A mistura do Brasil com o Egito
Das coisas para se entender é que o Deserto do Saara não é apenas um Deserto específico, são muitos. O Saara é uma macrorregião ao norte do continente africano que corta 11 países e possui uma área maior que países como o Brasil e a Austrália. O Black and White Desert é um desses muitos “micro desertos” contido na imensidão do Saara. É nele que se encontram alguns dos oásis egípcios como o de Baharyia ( pelo qual passei) e Siwa.
Para aproveitar bem partimos cedo do Cairo para irmos até Baharyia Oásis que fica à 365 km da cidade. É neste lugar que tem uma Cold Spring, ou seja, um tanque cheio de água retirada de um poço. Para nós, brasileiros, isso não é absolutamente nada demais, mas água jorrando ao ponto de fazer uma piscina é um feito considerável em meio ao deserto.
O oásis em si não achei grande coisa, não corresponde aos loucos sonhos hollywoodianos de frutas frescas e abanadores, mas sim à pequenas cidades do interior nos dias de calor que sobrevive da pequena agricultura em meio à poeira. Ainda assim, é um oásis de água do poço é pequena agricultura.
A partir deste ponto seguimos de fato deserto à dentro. A primeira parada é no Black Desert que são formações montanhosas cobertas de pequenas pedras negras de basalto que dão um clima surreal para o entorno. Seguindo, paramos na Cristal Mountain, um aglomerado de pequenos cristais que formam uma curiosa pedra em forma de camelo.

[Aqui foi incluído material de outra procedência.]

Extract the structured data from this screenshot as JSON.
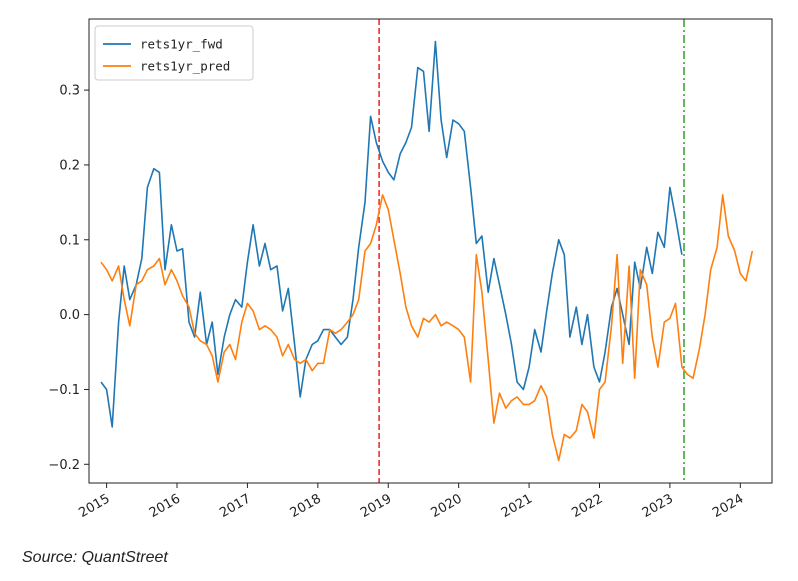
{
  "chart_data": {
    "type": "line",
    "title": "",
    "xlabel": "",
    "ylabel": "",
    "xlim": [
      2014.75,
      2024.45
    ],
    "ylim": [
      -0.225,
      0.395
    ],
    "yticks": [
      -0.2,
      -0.1,
      0.0,
      0.1,
      0.2,
      0.3
    ],
    "ytick_labels": [
      "−0.2",
      "−0.1",
      "0.0",
      "0.1",
      "0.2",
      "0.3"
    ],
    "xticks": [
      2015,
      2016,
      2017,
      2018,
      2019,
      2020,
      2021,
      2022,
      2023,
      2024
    ],
    "xtick_labels": [
      "2015",
      "2016",
      "2017",
      "2018",
      "2019",
      "2020",
      "2021",
      "2022",
      "2023",
      "2024"
    ],
    "grid": false,
    "legend_position": "top-left",
    "vlines": [
      {
        "x": 2018.87,
        "color": "#ee2222",
        "style": "dashed"
      },
      {
        "x": 2023.2,
        "color": "#2ca02c",
        "style": "dashdot"
      }
    ],
    "series": [
      {
        "name": "rets1yr_fwd",
        "color": "#1f77b4",
        "x": [
          2014.92,
          2015.0,
          2015.08,
          2015.17,
          2015.25,
          2015.33,
          2015.42,
          2015.5,
          2015.58,
          2015.67,
          2015.75,
          2015.83,
          2015.92,
          2016.0,
          2016.08,
          2016.17,
          2016.25,
          2016.33,
          2016.42,
          2016.5,
          2016.58,
          2016.67,
          2016.75,
          2016.83,
          2016.92,
          2017.0,
          2017.08,
          2017.17,
          2017.25,
          2017.33,
          2017.42,
          2017.5,
          2017.58,
          2017.67,
          2017.75,
          2017.83,
          2017.92,
          2018.0,
          2018.08,
          2018.17,
          2018.25,
          2018.33,
          2018.42,
          2018.5,
          2018.58,
          2018.67,
          2018.75,
          2018.83,
          2018.92,
          2019.0,
          2019.08,
          2019.17,
          2019.25,
          2019.33,
          2019.42,
          2019.5,
          2019.58,
          2019.67,
          2019.75,
          2019.83,
          2019.92,
          2020.0,
          2020.08,
          2020.17,
          2020.25,
          2020.33,
          2020.42,
          2020.5,
          2020.58,
          2020.67,
          2020.75,
          2020.83,
          2020.92,
          2021.0,
          2021.08,
          2021.17,
          2021.25,
          2021.33,
          2021.42,
          2021.5,
          2021.58,
          2021.67,
          2021.75,
          2021.83,
          2021.92,
          2022.0,
          2022.08,
          2022.17,
          2022.25,
          2022.33,
          2022.42,
          2022.5,
          2022.58,
          2022.67,
          2022.75,
          2022.83,
          2022.92,
          2023.0,
          2023.08,
          2023.17
        ],
        "y": [
          -0.09,
          -0.1,
          -0.15,
          -0.01,
          0.065,
          0.02,
          0.04,
          0.075,
          0.17,
          0.195,
          0.19,
          0.06,
          0.12,
          0.085,
          0.088,
          -0.01,
          -0.03,
          0.03,
          -0.04,
          -0.01,
          -0.08,
          -0.03,
          0.0,
          0.02,
          0.01,
          0.07,
          0.12,
          0.065,
          0.095,
          0.06,
          0.065,
          0.005,
          0.035,
          -0.04,
          -0.11,
          -0.06,
          -0.04,
          -0.035,
          -0.02,
          -0.02,
          -0.03,
          -0.04,
          -0.03,
          0.02,
          0.09,
          0.15,
          0.265,
          0.23,
          0.205,
          0.19,
          0.18,
          0.215,
          0.23,
          0.25,
          0.33,
          0.325,
          0.245,
          0.365,
          0.26,
          0.21,
          0.26,
          0.255,
          0.245,
          0.17,
          0.095,
          0.105,
          0.03,
          0.075,
          0.04,
          0.0,
          -0.04,
          -0.09,
          -0.1,
          -0.07,
          -0.02,
          -0.05,
          0.005,
          0.055,
          0.1,
          0.08,
          -0.03,
          0.01,
          -0.04,
          0.0,
          -0.07,
          -0.09,
          -0.05,
          0.01,
          0.035,
          0.0,
          -0.04,
          0.07,
          0.035,
          0.09,
          0.055,
          0.11,
          0.09,
          0.17,
          0.13,
          0.08
        ]
      },
      {
        "name": "rets1yr_pred",
        "color": "#ff7f0e",
        "x": [
          2014.92,
          2015.0,
          2015.08,
          2015.17,
          2015.25,
          2015.33,
          2015.42,
          2015.5,
          2015.58,
          2015.67,
          2015.75,
          2015.83,
          2015.92,
          2016.0,
          2016.08,
          2016.17,
          2016.25,
          2016.33,
          2016.42,
          2016.5,
          2016.58,
          2016.67,
          2016.75,
          2016.83,
          2016.92,
          2017.0,
          2017.08,
          2017.17,
          2017.25,
          2017.33,
          2017.42,
          2017.5,
          2017.58,
          2017.67,
          2017.75,
          2017.83,
          2017.92,
          2018.0,
          2018.08,
          2018.17,
          2018.25,
          2018.33,
          2018.42,
          2018.5,
          2018.58,
          2018.67,
          2018.75,
          2018.83,
          2018.92,
          2019.0,
          2019.08,
          2019.17,
          2019.25,
          2019.33,
          2019.42,
          2019.5,
          2019.58,
          2019.67,
          2019.75,
          2019.83,
          2019.92,
          2020.0,
          2020.08,
          2020.17,
          2020.25,
          2020.33,
          2020.42,
          2020.5,
          2020.58,
          2020.67,
          2020.75,
          2020.83,
          2020.92,
          2021.0,
          2021.08,
          2021.17,
          2021.25,
          2021.33,
          2021.42,
          2021.5,
          2021.58,
          2021.67,
          2021.75,
          2021.83,
          2021.92,
          2022.0,
          2022.08,
          2022.17,
          2022.25,
          2022.33,
          2022.42,
          2022.5,
          2022.58,
          2022.67,
          2022.75,
          2022.83,
          2022.92,
          2023.0,
          2023.08,
          2023.17,
          2023.25,
          2023.33,
          2023.42,
          2023.5,
          2023.58,
          2023.67,
          2023.75,
          2023.83,
          2023.92,
          2024.0,
          2024.08,
          2024.17
        ],
        "y": [
          0.07,
          0.06,
          0.045,
          0.065,
          0.02,
          -0.015,
          0.04,
          0.045,
          0.06,
          0.065,
          0.075,
          0.04,
          0.06,
          0.045,
          0.025,
          0.01,
          -0.025,
          -0.035,
          -0.04,
          -0.055,
          -0.09,
          -0.05,
          -0.04,
          -0.06,
          -0.01,
          0.015,
          0.005,
          -0.02,
          -0.015,
          -0.02,
          -0.03,
          -0.055,
          -0.04,
          -0.06,
          -0.065,
          -0.06,
          -0.075,
          -0.065,
          -0.065,
          -0.02,
          -0.025,
          -0.02,
          -0.01,
          0.0,
          0.02,
          0.085,
          0.095,
          0.12,
          0.16,
          0.14,
          0.1,
          0.055,
          0.01,
          -0.015,
          -0.03,
          -0.005,
          -0.01,
          0.0,
          -0.015,
          -0.01,
          -0.015,
          -0.02,
          -0.03,
          -0.09,
          0.08,
          0.03,
          -0.06,
          -0.145,
          -0.105,
          -0.125,
          -0.115,
          -0.11,
          -0.12,
          -0.12,
          -0.115,
          -0.095,
          -0.11,
          -0.16,
          -0.195,
          -0.16,
          -0.165,
          -0.155,
          -0.12,
          -0.13,
          -0.165,
          -0.1,
          -0.09,
          -0.015,
          0.08,
          -0.065,
          0.065,
          -0.085,
          0.06,
          0.04,
          -0.03,
          -0.07,
          -0.01,
          -0.005,
          0.015,
          -0.07,
          -0.08,
          -0.085,
          -0.045,
          0.0,
          0.06,
          0.09,
          0.16,
          0.105,
          0.085,
          0.055,
          0.045,
          0.085
        ]
      }
    ]
  },
  "source_note": "Source: QuantStreet"
}
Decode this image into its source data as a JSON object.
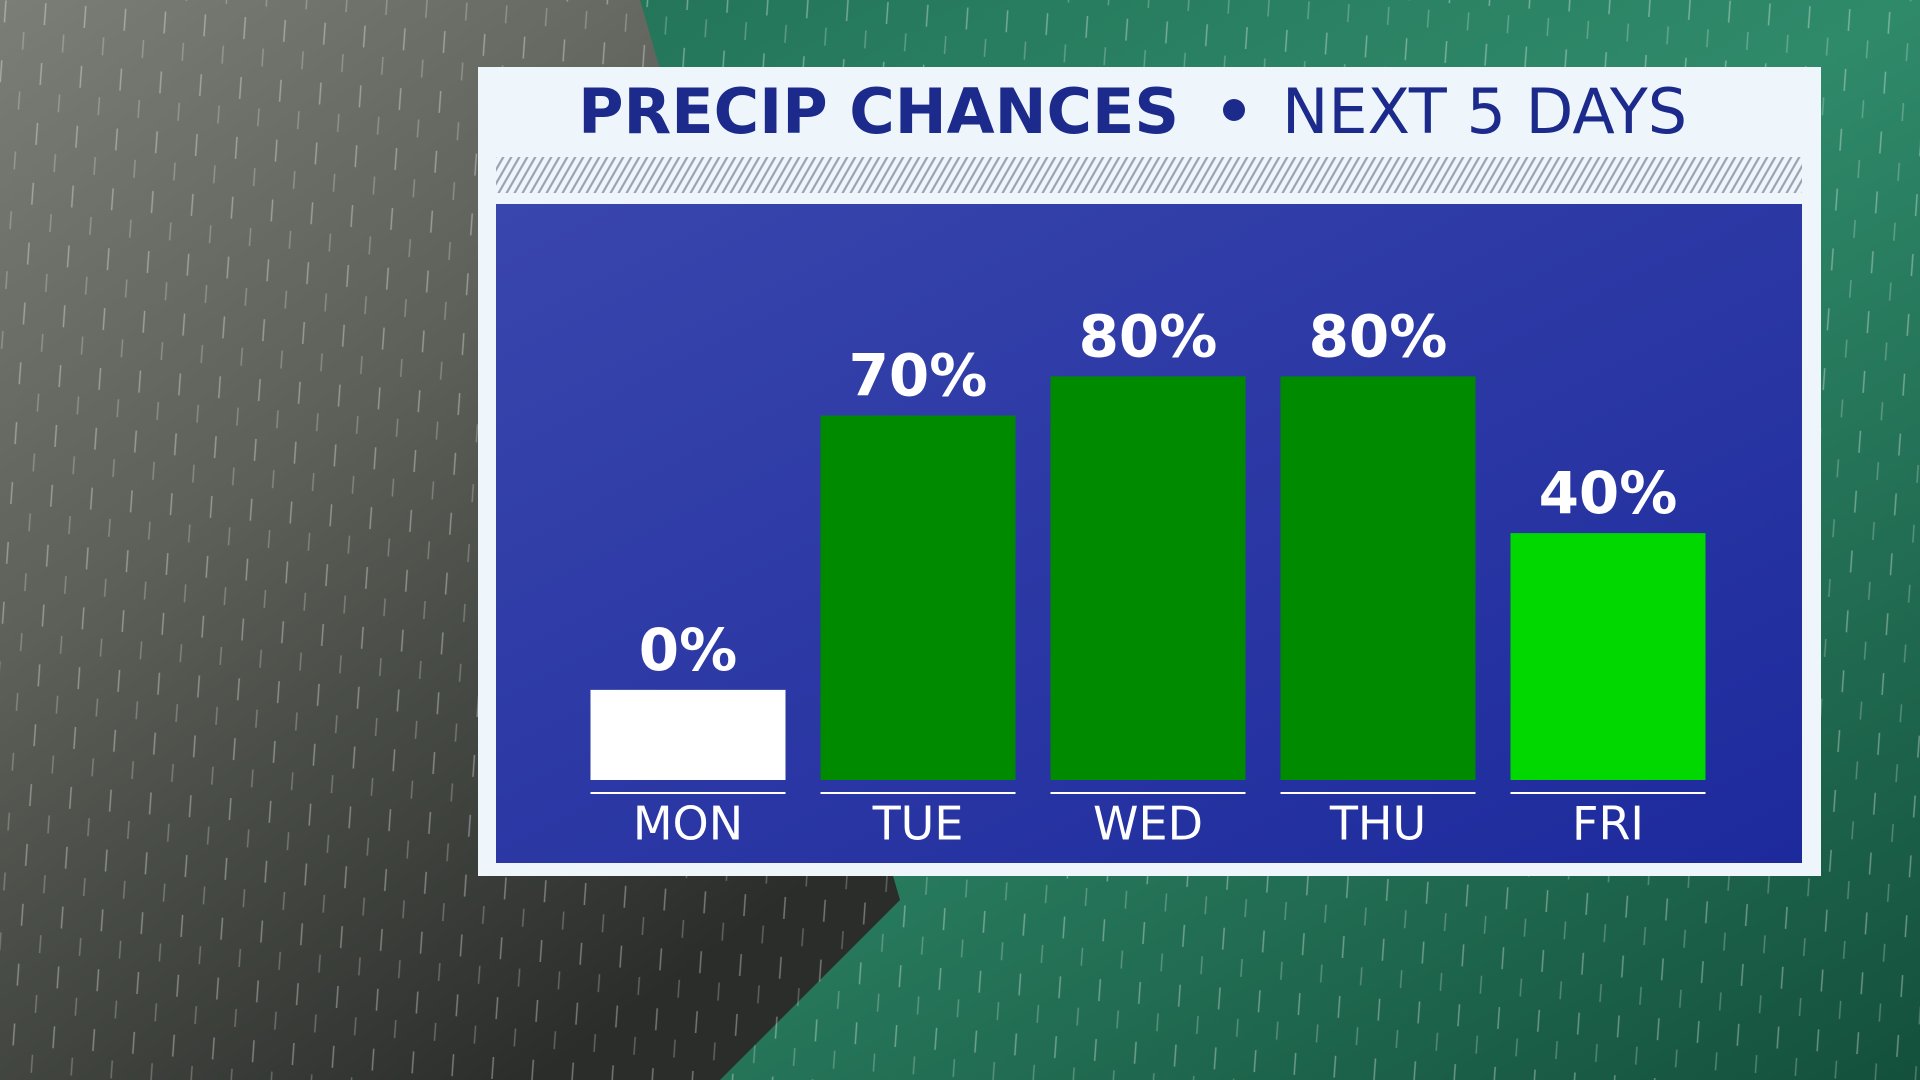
{
  "chart_data": {
    "type": "bar",
    "title": "PRECIP CHANCES",
    "subtitle": "NEXT 5 DAYS",
    "categories": [
      "MON",
      "TUE",
      "WED",
      "THU",
      "FRI"
    ],
    "values": [
      0,
      70,
      80,
      80,
      40
    ],
    "value_labels": [
      "0%",
      "70%",
      "80%",
      "80%",
      "40%"
    ],
    "colors": [
      "#ffffff",
      "#008a00",
      "#008a00",
      "#008a00",
      "#00d800"
    ],
    "ylim": [
      -23,
      100
    ]
  }
}
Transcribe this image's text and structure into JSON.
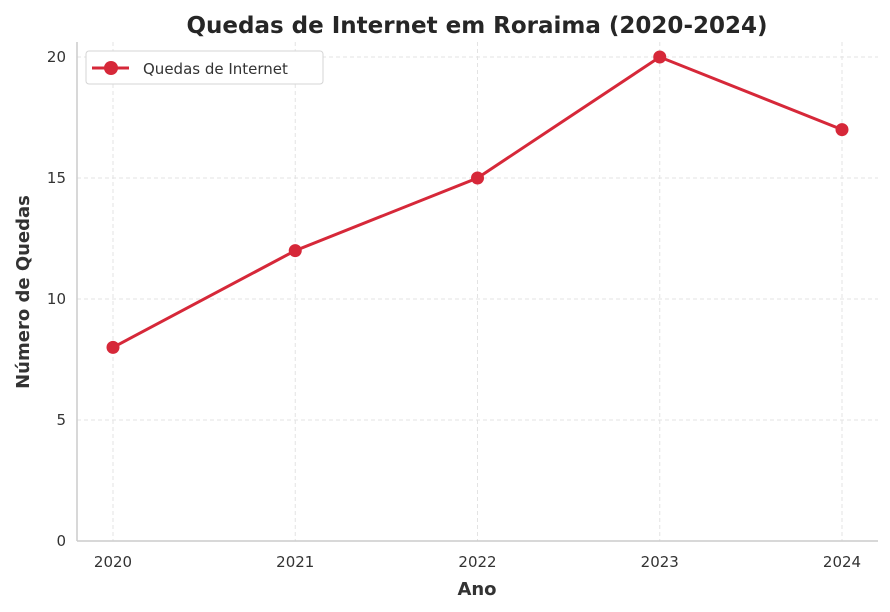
{
  "chart_data": {
    "type": "line",
    "title": "Quedas de Internet em Roraima (2020-2024)",
    "xlabel": "Ano",
    "ylabel": "Número de Quedas",
    "categories": [
      "2020",
      "2021",
      "2022",
      "2023",
      "2024"
    ],
    "series": [
      {
        "name": "Quedas de Internet",
        "values": [
          8,
          12,
          15,
          20,
          17
        ],
        "color": "#d62839"
      }
    ],
    "yticks": [
      "0",
      "5",
      "10",
      "15",
      "20"
    ],
    "ylim": [
      0,
      20.6
    ],
    "grid": true,
    "legend_position": "upper left"
  }
}
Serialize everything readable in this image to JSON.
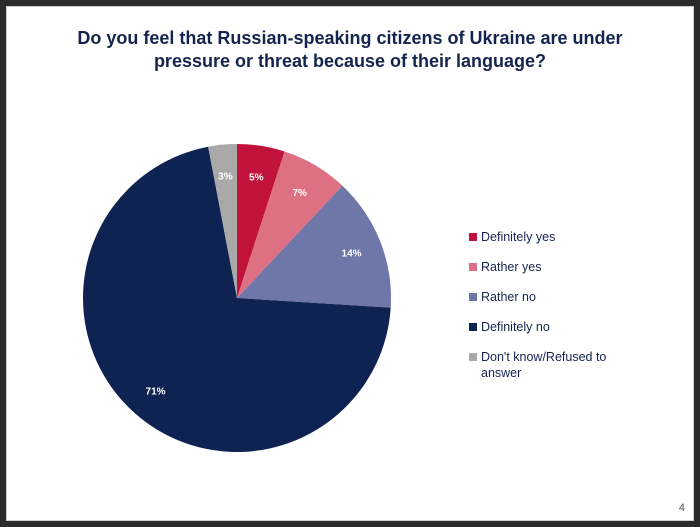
{
  "slide": {
    "title_line1": "Do you feel that Russian-speaking citizens of Ukraine are under",
    "title_line2": "pressure or threat because of their language?",
    "page_number": "4"
  },
  "chart_data": {
    "type": "pie",
    "title": "Do you feel that Russian-speaking citizens of Ukraine are under pressure or threat because of their language?",
    "legend_position": "right",
    "slices": [
      {
        "label": "Definitely yes",
        "value": 5,
        "display": "5%",
        "color": "#c0123a"
      },
      {
        "label": "Rather yes",
        "value": 7,
        "display": "7%",
        "color": "#de7083"
      },
      {
        "label": "Rather no",
        "value": 14,
        "display": "14%",
        "color": "#6e77a8"
      },
      {
        "label": "Definitely no",
        "value": 71,
        "display": "71%",
        "color": "#0f2352"
      },
      {
        "label": "Don't know/Refused to answer",
        "value": 3,
        "display": "3%",
        "color": "#a9a9a9"
      }
    ]
  }
}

Conforme adentramos o deserto a paisagem vai mudando até chegar naquele sonho de consumo de dunas de areia. A subida por onde chegamos é pequena, mas ao chegar ao topo e ter a visão do alto se entende a imensidão. Para nossa felicidade o guia tinha duas pranchas de skyboard, então é óbvio que fizemos skybunda e com isso eu eliminei mais um trauma de infância (história envolvendo canteiro de terra, a mania de querer fazer as coisas, um empurrão mal dado e do joelho ao dedão do pé ralado no muro de chapisco). Nesse ponto a questão é: fazer skybunda na duna é fácil, o difícil é subir de volta com a prancha.
Passadas as dunas entramos em mais um território, este coberto por diversos montículos de pedras incrivelmente brancas pontuando a areia escaldante. É neste cenário que encontramos algo recorrente em todo o mundo é nem por isso menos belo: pedras moldadas pelas intempéries do tempo tomando as mais distintas formas, desde animais até impossibilidades gravitacionais de imensos topos sobre fina base.
Com à noite se aproximando é hora de montar acampamento, o que o guia se encarregou com uma velocidade incrível e já iniciou o preparo do jantar que era basicamente um cassoulet de legumes, frango assado no braseiro e arroz à moda beduína, tudo muito bom por sinal.
Chegamos no lugar que acamparíamos pouco tempo antes do pôr-dó-sol e esse fenômeno natural que persigo com tanto afinco torna todo o White Desert em um alaranjado brilhante dos reflexos das pedras de cal. Mas é da noite que quero contar. Perdidos no meio do deserto a Via Láctea se desenha no céu e as estrelas se tornam um espetáculo à parte.
Porquê é a noite que mais me interessava e angustiava? Eu, enquanto Shaula, sou detentora deste nome que sempre suscita estranheza e questionamentos. Geralmente só digo que é um nome libanês e pronto. Porém à quem merece conto a história que Shaula é, de fato, libanês e também o nome de uma estrela. Essa estrela é, literalmente, o ferrão da constelação de Escorpião. E sempre complemento: essa constelação é mais visível na região do Oriente Médio.
E pela primeira vez eu à vi! Imensa, girando ao redor da lua conforme as horas passavam. Lá estava eu encarando o céu como quem mira-se no espelho, buscando algo naquela versão extinta de mim, me enxergando no passado. Pode parecer algo pequeno e meramente simbólico, mas por algumas horas lá estava eu cumprindo um ritual de discurso ancestral. Sob a proteção desta e de todas as outras milhões de estrelas adormeci em campo aberto me sentindo protegida e acolhida, mergulhada em um sentimento de pertencimento que poucas vezes senti durante a minha vida.